Caring for Your Christmas Tree

Caring for Your Christmas Tree

Keep that tree looking and smelling fresh for family, guests, and Santa’s visit!

No need to groan about one more thing on a long to-do-list, just write down these 2 important tips for tree care:

  1. Fill the tree stand with water every day.
  2. Keep it cool.

Why Water is #1

High moisture levels reduce needle loss and keep the tree fresh. Your tree’s absorption rate varies day-to-day, so keep the reservoir full daily. For most Christmas trees, the stand should hold at least 1 gallon of water. A cut tree will absorb a surprising amount of water.

Don’t bother:

  • Adding water-holding gels to the stand.
    It’s not beneficial and they can reduce the amount of water in the stand that is available to the tree.
  • Using additives in the water.
    Things like floral preservatives, commercial tree preservatives, molasses, sugar, bleach, soft drinks, aspirin, honey, and other concoctions.
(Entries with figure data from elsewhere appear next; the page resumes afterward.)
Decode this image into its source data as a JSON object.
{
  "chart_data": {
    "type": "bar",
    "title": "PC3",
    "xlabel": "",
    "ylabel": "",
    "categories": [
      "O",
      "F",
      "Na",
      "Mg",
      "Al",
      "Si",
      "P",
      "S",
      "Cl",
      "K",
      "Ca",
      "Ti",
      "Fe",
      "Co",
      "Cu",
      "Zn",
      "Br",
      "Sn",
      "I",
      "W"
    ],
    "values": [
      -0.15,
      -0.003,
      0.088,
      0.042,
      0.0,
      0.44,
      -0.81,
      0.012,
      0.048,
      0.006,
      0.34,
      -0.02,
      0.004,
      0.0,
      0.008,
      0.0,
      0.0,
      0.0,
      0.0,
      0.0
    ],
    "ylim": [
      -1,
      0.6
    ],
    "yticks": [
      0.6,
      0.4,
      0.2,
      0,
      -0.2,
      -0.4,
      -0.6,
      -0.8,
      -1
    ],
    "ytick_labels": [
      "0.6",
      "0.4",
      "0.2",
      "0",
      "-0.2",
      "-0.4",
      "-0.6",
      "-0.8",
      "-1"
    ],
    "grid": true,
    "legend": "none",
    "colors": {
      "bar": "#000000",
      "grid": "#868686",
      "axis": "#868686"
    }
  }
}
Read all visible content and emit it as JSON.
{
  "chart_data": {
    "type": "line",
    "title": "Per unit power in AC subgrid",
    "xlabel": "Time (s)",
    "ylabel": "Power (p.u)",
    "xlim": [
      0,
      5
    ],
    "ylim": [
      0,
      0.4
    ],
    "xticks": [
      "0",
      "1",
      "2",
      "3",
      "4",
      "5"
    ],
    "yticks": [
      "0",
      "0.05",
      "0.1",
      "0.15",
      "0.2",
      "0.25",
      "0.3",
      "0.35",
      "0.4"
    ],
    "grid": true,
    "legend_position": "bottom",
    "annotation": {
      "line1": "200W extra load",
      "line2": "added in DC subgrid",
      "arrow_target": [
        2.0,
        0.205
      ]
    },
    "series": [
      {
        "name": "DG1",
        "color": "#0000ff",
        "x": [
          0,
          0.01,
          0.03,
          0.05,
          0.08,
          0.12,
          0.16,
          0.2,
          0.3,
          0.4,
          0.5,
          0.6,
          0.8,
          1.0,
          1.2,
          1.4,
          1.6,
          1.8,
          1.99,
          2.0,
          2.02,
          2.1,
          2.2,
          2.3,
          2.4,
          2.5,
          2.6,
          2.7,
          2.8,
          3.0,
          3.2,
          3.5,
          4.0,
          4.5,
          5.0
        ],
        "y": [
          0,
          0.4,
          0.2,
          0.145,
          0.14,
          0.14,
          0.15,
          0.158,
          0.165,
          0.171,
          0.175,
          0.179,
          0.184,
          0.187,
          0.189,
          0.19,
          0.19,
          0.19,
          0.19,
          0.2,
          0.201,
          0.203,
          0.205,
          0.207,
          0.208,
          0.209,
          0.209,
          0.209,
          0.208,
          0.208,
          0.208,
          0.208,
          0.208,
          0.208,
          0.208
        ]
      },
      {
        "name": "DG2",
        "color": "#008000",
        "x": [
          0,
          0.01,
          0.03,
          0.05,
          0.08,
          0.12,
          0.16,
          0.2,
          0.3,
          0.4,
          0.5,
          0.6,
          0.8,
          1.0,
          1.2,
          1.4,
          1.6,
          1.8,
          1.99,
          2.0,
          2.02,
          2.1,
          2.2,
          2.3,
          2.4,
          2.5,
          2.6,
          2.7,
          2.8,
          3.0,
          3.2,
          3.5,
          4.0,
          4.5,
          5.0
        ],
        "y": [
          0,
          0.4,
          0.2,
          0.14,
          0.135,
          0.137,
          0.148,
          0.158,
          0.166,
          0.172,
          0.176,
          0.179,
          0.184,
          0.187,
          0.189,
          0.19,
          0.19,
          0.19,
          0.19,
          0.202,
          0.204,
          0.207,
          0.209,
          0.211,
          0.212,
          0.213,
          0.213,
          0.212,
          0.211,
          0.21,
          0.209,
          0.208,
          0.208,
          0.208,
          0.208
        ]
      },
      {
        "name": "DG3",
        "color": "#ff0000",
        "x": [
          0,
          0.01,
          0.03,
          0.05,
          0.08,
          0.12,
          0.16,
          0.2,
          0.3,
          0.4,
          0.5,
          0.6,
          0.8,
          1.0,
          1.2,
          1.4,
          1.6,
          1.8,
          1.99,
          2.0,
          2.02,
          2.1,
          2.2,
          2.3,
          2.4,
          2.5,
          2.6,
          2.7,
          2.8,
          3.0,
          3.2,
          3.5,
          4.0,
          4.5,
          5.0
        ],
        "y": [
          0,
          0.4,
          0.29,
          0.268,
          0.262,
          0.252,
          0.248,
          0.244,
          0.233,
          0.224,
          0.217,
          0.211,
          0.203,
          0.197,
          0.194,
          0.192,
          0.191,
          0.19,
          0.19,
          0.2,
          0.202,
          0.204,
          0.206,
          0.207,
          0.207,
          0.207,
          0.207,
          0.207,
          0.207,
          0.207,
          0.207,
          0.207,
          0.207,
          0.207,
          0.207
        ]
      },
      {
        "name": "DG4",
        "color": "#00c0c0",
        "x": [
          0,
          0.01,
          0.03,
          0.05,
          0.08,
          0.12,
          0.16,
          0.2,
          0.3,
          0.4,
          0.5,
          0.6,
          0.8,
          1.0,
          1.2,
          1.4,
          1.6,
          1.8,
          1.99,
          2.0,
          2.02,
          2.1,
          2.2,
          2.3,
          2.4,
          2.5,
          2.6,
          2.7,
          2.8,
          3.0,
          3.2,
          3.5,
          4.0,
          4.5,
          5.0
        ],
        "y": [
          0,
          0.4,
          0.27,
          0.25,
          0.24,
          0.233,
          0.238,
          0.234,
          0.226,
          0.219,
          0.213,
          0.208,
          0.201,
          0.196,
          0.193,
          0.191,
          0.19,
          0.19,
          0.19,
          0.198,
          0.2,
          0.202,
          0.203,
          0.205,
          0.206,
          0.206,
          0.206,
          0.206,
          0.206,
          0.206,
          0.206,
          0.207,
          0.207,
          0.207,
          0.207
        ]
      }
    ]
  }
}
Clean water is all that is needed to maintain freshness.
  • Drilling a hole in the base or sides of the trunk.
    It does not improve water uptake.
  • Applying anti-transpirants or flame retardants to the foliage surface.
    These products are marketed as a way to block evaporation from the foliage surface, but in reality they have little effect on a cut tree displayed indoors. Displaying trees in water with proper care is much more effective in reducing fire hazards.

Why Cool is #2

Heat dries out trees. The lower the heat, the less the drying effect, and the longer the needles will stay on. Display your tree away from heat sources like fireplaces, heat vents, heaters, or even direct sunlight. If possible, use lights that produce low heat such as miniature lights on the tree. Lowering room temperatures can also slow the drying process.

Be sure to monitor your tree for dryness. Run your fingers across the needles to determine if they are dry and brittle. The tree is dry if the needles break or fall off easily A well-cared-for tree should remain fresh for three to four weeks.